Reactie op een aantal specifieke voorstellen:

– Het (gedeeltelijk) uitstellen van de verlaging van de WW-premie vermindert de koopkracht van werkenden en verhoogt de armoedeval voor deze groep in 2007.

– De CU wil 250 miljoen uittrekken voor de gevolgen van het zorgstelsel voor alleenstaanden en chronisch zieken en gehandicapten. De invoering van het nieuwe zorgstelsel heeft geen ongunstige gevolgen specifiek voor alleenstaanden gehad en het nieuwe zorgstelsel is zelfs gunstig voor chronisch zieken en gehandicapten (denk aan: acceptatieplicht, verbod premie differentiatie, verbeterde toegang tot de aanvullende polis). Het kabinet vindt daarmee het nieuwe stelsel evenwichtig uitpakken voor deze groepen.
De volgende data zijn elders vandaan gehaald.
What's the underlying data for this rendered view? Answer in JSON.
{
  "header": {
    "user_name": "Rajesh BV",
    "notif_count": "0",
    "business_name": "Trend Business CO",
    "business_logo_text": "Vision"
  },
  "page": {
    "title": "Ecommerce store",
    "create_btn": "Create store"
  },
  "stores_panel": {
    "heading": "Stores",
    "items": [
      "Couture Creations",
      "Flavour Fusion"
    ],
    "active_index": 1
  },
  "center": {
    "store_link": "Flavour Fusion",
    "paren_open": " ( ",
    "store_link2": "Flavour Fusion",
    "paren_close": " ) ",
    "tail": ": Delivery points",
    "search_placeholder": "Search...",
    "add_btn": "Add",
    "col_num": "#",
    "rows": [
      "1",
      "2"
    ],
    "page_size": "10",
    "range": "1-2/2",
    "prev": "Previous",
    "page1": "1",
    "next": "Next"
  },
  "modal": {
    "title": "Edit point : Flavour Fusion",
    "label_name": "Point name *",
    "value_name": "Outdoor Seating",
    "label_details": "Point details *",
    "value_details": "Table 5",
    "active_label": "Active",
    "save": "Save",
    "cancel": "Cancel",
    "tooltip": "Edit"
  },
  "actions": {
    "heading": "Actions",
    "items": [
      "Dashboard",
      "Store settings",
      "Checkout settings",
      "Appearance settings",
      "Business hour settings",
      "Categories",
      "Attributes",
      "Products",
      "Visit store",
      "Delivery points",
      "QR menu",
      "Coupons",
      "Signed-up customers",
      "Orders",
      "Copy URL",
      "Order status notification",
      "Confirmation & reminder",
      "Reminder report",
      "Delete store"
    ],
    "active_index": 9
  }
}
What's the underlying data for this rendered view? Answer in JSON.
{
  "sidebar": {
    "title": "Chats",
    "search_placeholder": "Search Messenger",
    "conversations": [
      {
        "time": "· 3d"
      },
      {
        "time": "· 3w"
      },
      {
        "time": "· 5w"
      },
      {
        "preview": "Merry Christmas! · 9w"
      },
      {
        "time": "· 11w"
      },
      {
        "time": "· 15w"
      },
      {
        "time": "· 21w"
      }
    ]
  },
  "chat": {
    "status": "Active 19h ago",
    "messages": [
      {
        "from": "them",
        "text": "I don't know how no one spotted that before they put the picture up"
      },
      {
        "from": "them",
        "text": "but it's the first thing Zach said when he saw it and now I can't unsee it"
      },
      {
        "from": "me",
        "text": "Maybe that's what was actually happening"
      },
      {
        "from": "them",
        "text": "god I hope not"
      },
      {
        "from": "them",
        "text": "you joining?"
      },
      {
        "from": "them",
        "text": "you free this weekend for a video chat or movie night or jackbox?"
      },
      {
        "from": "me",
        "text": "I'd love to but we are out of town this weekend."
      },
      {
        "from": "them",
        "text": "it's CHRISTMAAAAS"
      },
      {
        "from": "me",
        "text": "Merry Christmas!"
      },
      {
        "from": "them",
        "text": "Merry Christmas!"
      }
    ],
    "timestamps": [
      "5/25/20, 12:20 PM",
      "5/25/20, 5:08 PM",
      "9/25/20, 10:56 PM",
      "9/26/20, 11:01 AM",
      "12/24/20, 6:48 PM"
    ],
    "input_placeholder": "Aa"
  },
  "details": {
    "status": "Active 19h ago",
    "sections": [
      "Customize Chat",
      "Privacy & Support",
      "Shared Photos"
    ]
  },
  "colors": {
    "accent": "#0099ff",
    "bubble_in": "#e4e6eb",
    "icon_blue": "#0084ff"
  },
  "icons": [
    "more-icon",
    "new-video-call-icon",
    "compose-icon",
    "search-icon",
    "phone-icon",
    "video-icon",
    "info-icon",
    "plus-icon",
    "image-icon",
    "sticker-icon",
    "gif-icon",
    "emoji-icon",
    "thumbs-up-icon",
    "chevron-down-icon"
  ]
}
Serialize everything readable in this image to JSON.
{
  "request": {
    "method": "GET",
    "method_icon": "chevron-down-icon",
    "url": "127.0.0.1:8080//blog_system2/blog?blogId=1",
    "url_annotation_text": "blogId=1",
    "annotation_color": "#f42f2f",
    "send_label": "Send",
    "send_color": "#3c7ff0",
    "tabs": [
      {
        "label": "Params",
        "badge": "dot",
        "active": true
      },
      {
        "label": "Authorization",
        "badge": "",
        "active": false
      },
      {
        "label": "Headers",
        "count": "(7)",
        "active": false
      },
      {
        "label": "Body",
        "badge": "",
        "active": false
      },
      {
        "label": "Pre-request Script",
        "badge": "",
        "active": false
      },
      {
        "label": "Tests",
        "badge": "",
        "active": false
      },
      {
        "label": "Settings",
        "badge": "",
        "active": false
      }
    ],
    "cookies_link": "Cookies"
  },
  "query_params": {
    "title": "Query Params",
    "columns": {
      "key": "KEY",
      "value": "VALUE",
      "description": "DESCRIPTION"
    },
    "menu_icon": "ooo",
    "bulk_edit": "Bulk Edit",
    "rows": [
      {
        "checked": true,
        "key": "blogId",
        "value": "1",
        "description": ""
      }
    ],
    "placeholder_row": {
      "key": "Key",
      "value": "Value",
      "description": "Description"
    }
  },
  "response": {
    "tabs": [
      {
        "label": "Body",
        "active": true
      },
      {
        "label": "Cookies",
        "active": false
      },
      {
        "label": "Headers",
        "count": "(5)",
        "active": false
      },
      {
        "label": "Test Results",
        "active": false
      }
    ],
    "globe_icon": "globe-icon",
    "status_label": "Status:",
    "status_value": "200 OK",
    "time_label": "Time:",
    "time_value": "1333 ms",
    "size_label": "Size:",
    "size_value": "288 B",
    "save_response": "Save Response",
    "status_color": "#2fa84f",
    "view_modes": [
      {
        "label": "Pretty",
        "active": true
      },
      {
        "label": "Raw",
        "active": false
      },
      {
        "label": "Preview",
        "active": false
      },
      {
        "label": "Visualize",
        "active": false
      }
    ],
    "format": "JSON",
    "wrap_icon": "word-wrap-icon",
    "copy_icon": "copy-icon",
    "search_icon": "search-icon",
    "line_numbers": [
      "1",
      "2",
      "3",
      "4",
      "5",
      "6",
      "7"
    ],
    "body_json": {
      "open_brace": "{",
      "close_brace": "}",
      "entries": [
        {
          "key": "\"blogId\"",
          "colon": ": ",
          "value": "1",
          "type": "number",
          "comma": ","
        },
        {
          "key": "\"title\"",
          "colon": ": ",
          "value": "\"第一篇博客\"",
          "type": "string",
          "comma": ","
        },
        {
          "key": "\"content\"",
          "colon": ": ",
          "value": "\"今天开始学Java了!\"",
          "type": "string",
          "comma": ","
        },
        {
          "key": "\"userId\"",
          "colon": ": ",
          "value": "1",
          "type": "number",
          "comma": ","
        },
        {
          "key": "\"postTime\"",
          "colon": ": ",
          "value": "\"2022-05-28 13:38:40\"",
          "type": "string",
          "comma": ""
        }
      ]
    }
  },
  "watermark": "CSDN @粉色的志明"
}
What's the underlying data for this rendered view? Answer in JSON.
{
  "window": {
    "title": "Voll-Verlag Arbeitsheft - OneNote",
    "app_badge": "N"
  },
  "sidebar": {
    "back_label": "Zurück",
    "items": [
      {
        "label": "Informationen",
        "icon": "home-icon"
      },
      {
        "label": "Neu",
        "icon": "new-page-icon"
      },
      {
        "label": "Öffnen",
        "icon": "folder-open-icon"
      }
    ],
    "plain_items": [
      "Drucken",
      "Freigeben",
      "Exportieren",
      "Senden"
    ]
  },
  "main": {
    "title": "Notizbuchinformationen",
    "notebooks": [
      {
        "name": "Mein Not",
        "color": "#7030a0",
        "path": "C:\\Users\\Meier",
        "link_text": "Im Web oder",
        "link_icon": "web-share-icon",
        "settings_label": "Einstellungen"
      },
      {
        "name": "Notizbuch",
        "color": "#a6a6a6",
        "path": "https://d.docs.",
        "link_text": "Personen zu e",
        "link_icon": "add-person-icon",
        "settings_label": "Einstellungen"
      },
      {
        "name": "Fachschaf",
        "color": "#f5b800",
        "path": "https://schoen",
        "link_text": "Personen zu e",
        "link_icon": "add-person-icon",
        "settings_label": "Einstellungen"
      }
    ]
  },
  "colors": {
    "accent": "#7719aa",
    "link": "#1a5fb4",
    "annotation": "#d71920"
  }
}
– Om de lasten voor ouders met schoolgaande kinderen te verlichten zijn de voorstellen voor gratis schoolboeken in het voortgezet onderwijs sympathiek. Opgemerkt moet worden dat de lastenverlichting vooral neerslaat bij hoge- en middeninkomens. De lage inkomensgroepen kunnen immers gebruik maken van de WTOS (wet tegemoetkoming onderwijsbijdrage en schoolkosten). Tevens kost de maatregel structureel 200 miljoen (de tegenbegroting van de CU maakt slechts melding van 100 miljoen voor 2007).

– Daarnaast is het toekennen van een OV-studentenkaart voor minderjarige mbo’ers en hbo’ers een lastenverlichting voor ouders met schoolgaande kinderen in het mbo. Opgemerkt moet worden dat hbo-studenten al een OV-studentenkaart krijgen. Verder zou deze maatregel ook veel deelnemers in het mbo bereiken die een dergelijke voorziening niet nodig hebben. Voor 2007 raamt de CU hiervoor 35 miljoen. Echter, structureel kost het verstrekken van een OV-studentenkaart aan minderjarige mbo’ers (beroepsopleidende leerweg) circa € 110 miljoen.

– De voorgestelde regelingen die het verrichten van gemeenschapstaken moeten stimuleren zijn sympathiek maar vergen behoorlijke uitvoeringslasten (controle). Ook moet worden bezien of deze belastingkorting voor vrijwilligerswerk niet te hoog is in relatie tot wat bijvoorbeeld een werkende jongeren met jeugdminimumloon verdient. (ter toelichting: 18 jaar: 550 netto/maand. Voor 6 maanden werk 3300. Belastingkorting is 5 keer 1000 euro.)

– Verder wil de CU wil via een loonkostensubsidies rond WML het in dienst nemen van mensen met een grote achterstand op de arbeidsmarkt (langdurig werklozen, jongeren met een lage opleiding en ouderen) aantrekkelijker maken voor werkgevers. Daar zijn echter al maatregelen voor. Gemeenten geven op dit moment voor jongeren en langdurig werklozen al gerichte loonkostensubsidies via de Wet werk en bijstand. Tevens zijn er premievrijstellingen voor het in dienst nemen en houden van oudere werknemers.